Kaho Shibuya est un véritable couteau suisse, mais nippon. Elle a commencé sa carrière comme professeur d’anglais, journaliste sportive, chanteuse, actrice pour des vidéos adultes avant d’arrêter pour devenir streameuse, influenceuse, modèle photo, cosplayeuse… Une sorte de Clara Morgane sauce teriyaki. Elle a même été recrutée pour devenir une des nombreuses “belles plantes” par le Ryu ga gotoku studio lors du dernier Yakuza Pirates. La dame est “talentueuse” , avec un physique avantageux, ce qui a sûrement encouragé les développeurs à l’introduire dans le jeu.

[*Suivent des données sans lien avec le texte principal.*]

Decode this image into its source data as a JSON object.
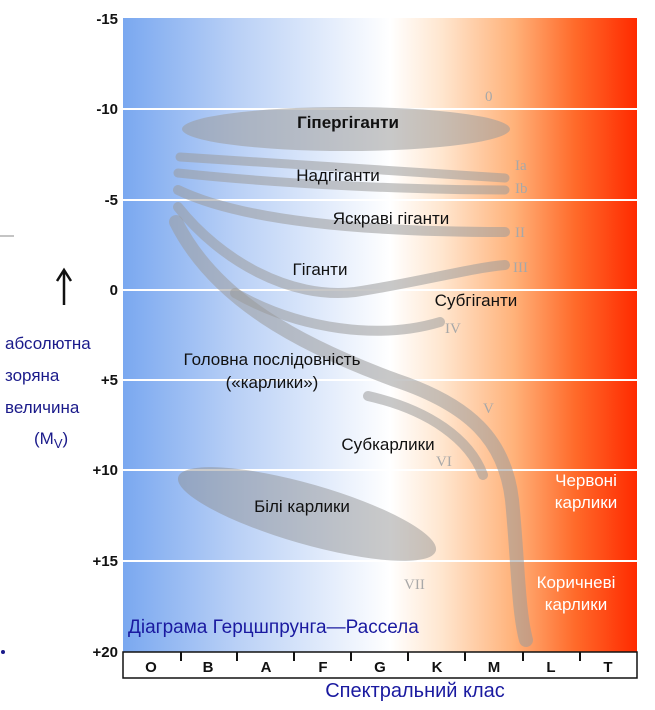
{
  "y_axis": {
    "ticks": [
      "-15",
      "-10",
      "-5",
      "0",
      "+5",
      "+10",
      "+15",
      "+20"
    ],
    "label_lines": [
      "абсолютна",
      "зоряна",
      "величина"
    ],
    "symbol": "(M",
    "symbol_sub": "V",
    "symbol_close": ")"
  },
  "x_axis": {
    "ticks": [
      "O",
      "B",
      "A",
      "F",
      "G",
      "K",
      "M",
      "L",
      "T"
    ],
    "label": "Спектральний клас"
  },
  "caption": "Діаграма Герцшпрунга—Рассела",
  "regions": {
    "hypergiants": "Гіпергіганти",
    "supergiants": "Надгіганти",
    "bright_giants": "Яскраві гіганти",
    "giants": "Гіганти",
    "subgiants": "Субгіганти",
    "main_sequence_1": "Головна послідовність",
    "main_sequence_2": "(«карлики»)",
    "subdwarfs": "Субкарлики",
    "white_dwarfs": "Білі карлики",
    "red_dwarfs_1": "Червоні",
    "red_dwarfs_2": "карлики",
    "brown_dwarfs_1": "Коричневі",
    "brown_dwarfs_2": "карлики"
  },
  "luminosity_classes": [
    "0",
    "Ia",
    "Ib",
    "II",
    "III",
    "IV",
    "V",
    "VI",
    "VII"
  ],
  "colors": {
    "hot": "#7aa8f0",
    "neutral": "#ffffff",
    "cool": "#ff3000",
    "caption": "#1a1aa0"
  }
}
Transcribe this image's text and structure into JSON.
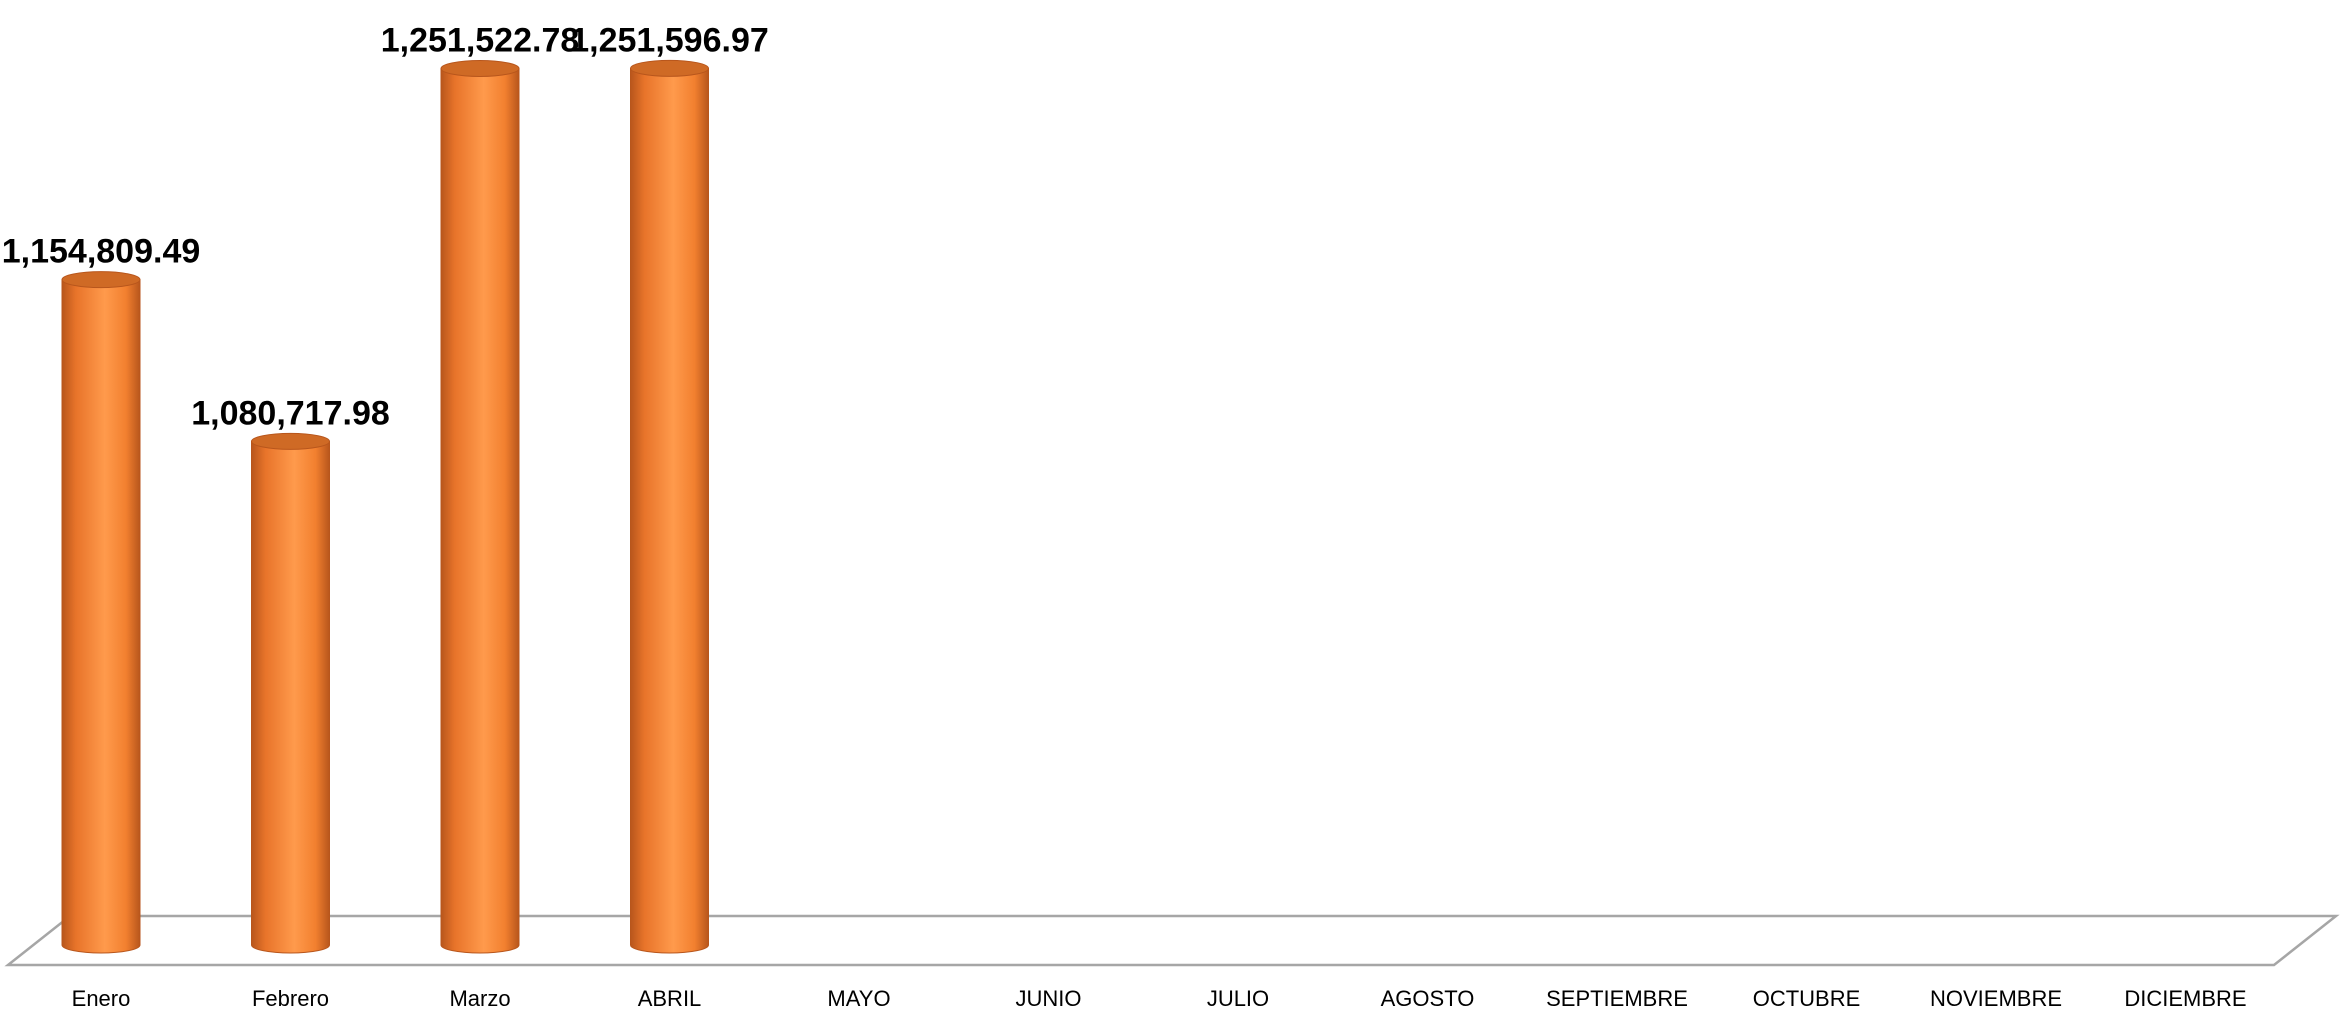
{
  "chart_data": {
    "type": "bar",
    "style": "3d-cylinder",
    "categories": [
      "Enero",
      "Febrero",
      "Marzo",
      "ABRIL",
      "MAYO",
      "JUNIO",
      "JULIO",
      "AGOSTO",
      "SEPTIEMBRE",
      "OCTUBRE",
      "NOVIEMBRE",
      "DICIEMBRE"
    ],
    "values": [
      1154809.49,
      1080717.98,
      1251522.78,
      1251596.97,
      null,
      null,
      null,
      null,
      null,
      null,
      null,
      null
    ],
    "data_labels": [
      "1,154,809.49",
      "1,080,717.98",
      "1,251,522.78",
      "1,251,596.97",
      "",
      "",
      "",
      "",
      "",
      "",
      "",
      ""
    ],
    "ylim": [
      850000,
      1260000
    ],
    "grid": false,
    "legend": "none",
    "colors": {
      "bar_face": "#F58232",
      "bar_light": "#FF9A4C",
      "bar_dark": "#B8561C",
      "bar_top": "#CF6A25",
      "floor_stroke": "#A6A6A6"
    }
  }
}
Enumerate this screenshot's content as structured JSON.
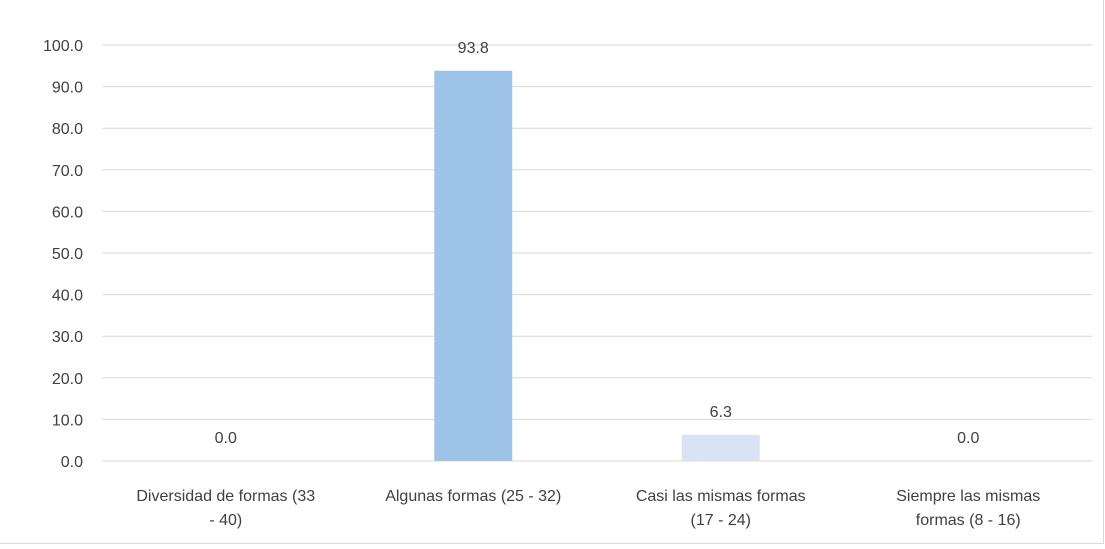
{
  "chart_data": {
    "type": "bar",
    "title": "",
    "xlabel": "",
    "ylabel": "",
    "categories": [
      [
        "Diversidad de formas (33",
        "- 40)"
      ],
      [
        "Algunas formas (25 - 32)"
      ],
      [
        "Casi las mismas formas",
        "(17 - 24)"
      ],
      [
        "Siempre las mismas",
        "formas (8 - 16)"
      ]
    ],
    "values": [
      0.0,
      93.8,
      6.3,
      0.0
    ],
    "data_labels": [
      "0.0",
      "93.8",
      "6.3",
      "0.0"
    ],
    "bar_colors": [
      "#9dc3e6",
      "#9dc3e6",
      "#dae3f3",
      "#9dc3e6"
    ],
    "ylim": [
      0,
      100
    ],
    "yticks": [
      0,
      10,
      20,
      30,
      40,
      50,
      60,
      70,
      80,
      90,
      100
    ],
    "ytick_labels": [
      "0.0",
      "10.0",
      "20.0",
      "30.0",
      "40.0",
      "50.0",
      "60.0",
      "70.0",
      "80.0",
      "90.0",
      "100.0"
    ],
    "grid": true,
    "legend": "none",
    "gridline_color": "#d9d9d9"
  }
}
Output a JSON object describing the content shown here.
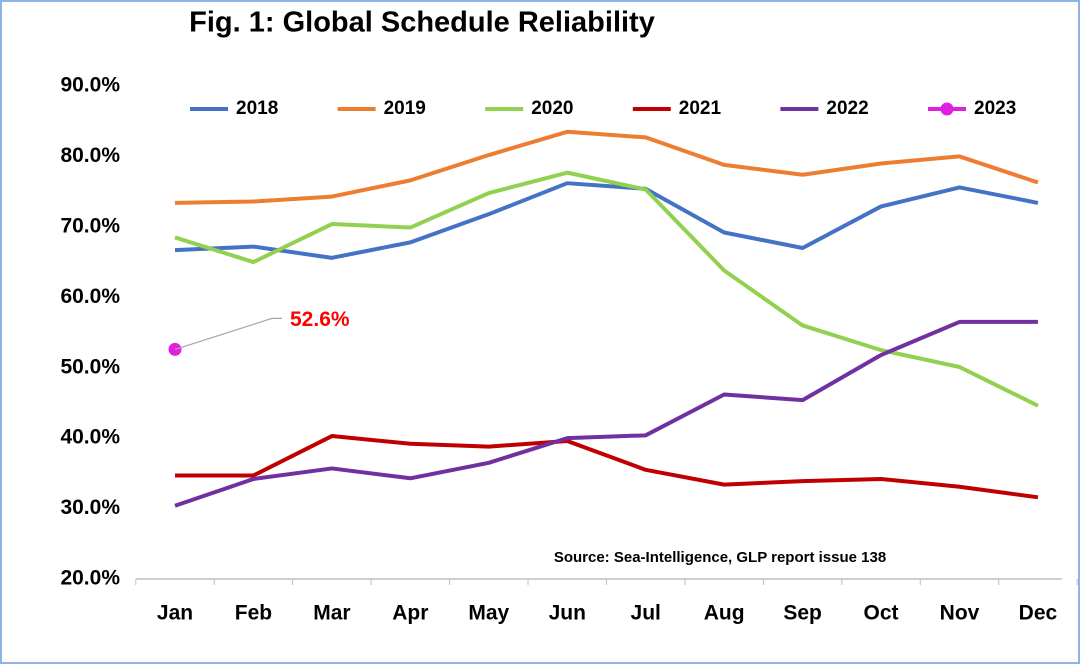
{
  "chart_data": {
    "type": "line",
    "title": "Fig. 1: Global Schedule Reliability",
    "annotation": "Source: Sea-Intelligence, GLP report issue 138",
    "categories": [
      "Jan",
      "Feb",
      "Mar",
      "Apr",
      "May",
      "Jun",
      "Jul",
      "Aug",
      "Sep",
      "Oct",
      "Nov",
      "Dec"
    ],
    "series": [
      {
        "name": "2018",
        "color": "#4472c4",
        "values": [
          66.7,
          67.2,
          65.6,
          67.8,
          71.8,
          76.2,
          75.4,
          69.2,
          67.0,
          72.9,
          75.6,
          73.4
        ]
      },
      {
        "name": "2019",
        "color": "#ed7d31",
        "values": [
          73.4,
          73.6,
          74.3,
          76.6,
          80.2,
          83.5,
          82.7,
          78.8,
          77.4,
          79.0,
          80.0,
          76.3
        ]
      },
      {
        "name": "2020",
        "color": "#92d050",
        "values": [
          68.5,
          65.0,
          70.4,
          69.9,
          74.8,
          77.7,
          75.3,
          63.8,
          56.0,
          52.5,
          50.1,
          44.6
        ]
      },
      {
        "name": "2021",
        "color": "#c00000",
        "values": [
          34.7,
          34.7,
          40.3,
          39.2,
          38.8,
          39.6,
          35.5,
          33.4,
          33.9,
          34.2,
          33.1,
          31.6
        ]
      },
      {
        "name": "2022",
        "color": "#7030a0",
        "values": [
          30.4,
          34.2,
          35.7,
          34.3,
          36.5,
          40.0,
          40.4,
          46.2,
          45.4,
          51.8,
          56.5,
          56.5
        ]
      },
      {
        "name": "2023",
        "color": "#e020e0",
        "values": [
          52.6,
          null,
          null,
          null,
          null,
          null,
          null,
          null,
          null,
          null,
          null,
          null
        ],
        "value_labels": [
          "52.6%",
          null,
          null,
          null,
          null,
          null,
          null,
          null,
          null,
          null,
          null,
          null
        ]
      }
    ],
    "ylim": [
      20,
      90
    ],
    "yticks": [
      {
        "value": 20,
        "label": "20.0%"
      },
      {
        "value": 30,
        "label": "30.0%"
      },
      {
        "value": 40,
        "label": "40.0%"
      },
      {
        "value": 50,
        "label": "50.0%"
      },
      {
        "value": 60,
        "label": "60.0%"
      },
      {
        "value": 70,
        "label": "70.0%"
      },
      {
        "value": 80,
        "label": "80.0%"
      },
      {
        "value": 90,
        "label": "90.0%"
      }
    ],
    "grid": false,
    "legend": "top"
  }
}
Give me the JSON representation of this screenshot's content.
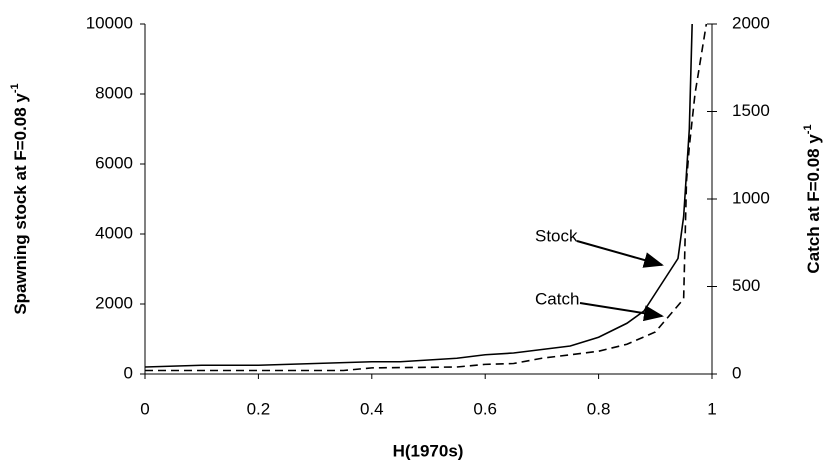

Donc Kaho est devenue fille de boulanger et fout des baguettes dans la tronche de ses ennemis. Attention au mot baguette, il ne manque aucune lettre, il n’y a aucun R. le jeu reste identique à lui même. Rien n’a changé mis à part que l’on voit se dandiner notre personnage préféré avec ses gros attributs mammaires, qui nous fait des clins d’œil et qui sort ses miches pour atomiser les ennemis. Elle n’est disponible qu’en mode Coop local ou en ligne, par conséquent sans histoire.

Le niveau supplémentaire est, quant à lui, un peu plus long qu’à l’ordinaire, la ville, un avion… tout ça pour poursuivre un gros singe et lui faire sa fête. Au cours du niveau, vous pourrez même entendre notre Kaho Shibuya préférée pousser la chansonnette sur une scène improvisée. On a presque l’impression que c’est la guest star de la foire à l’endive de Montargis.

En bref, pour 5€, à moins que vous soyez un fan absolu de Kaho Shibuya ou de Phantom Breaker Battle Grounds, il n’y a aucun intérêt vidéoludique à acheter ce DLC. Mais si Mme Kaho lit ces quelques mots, qu’elle sache que je suis un cœur à prendre et que je ne doute en aucun cas de ses talents artistiques. À bon entendeur.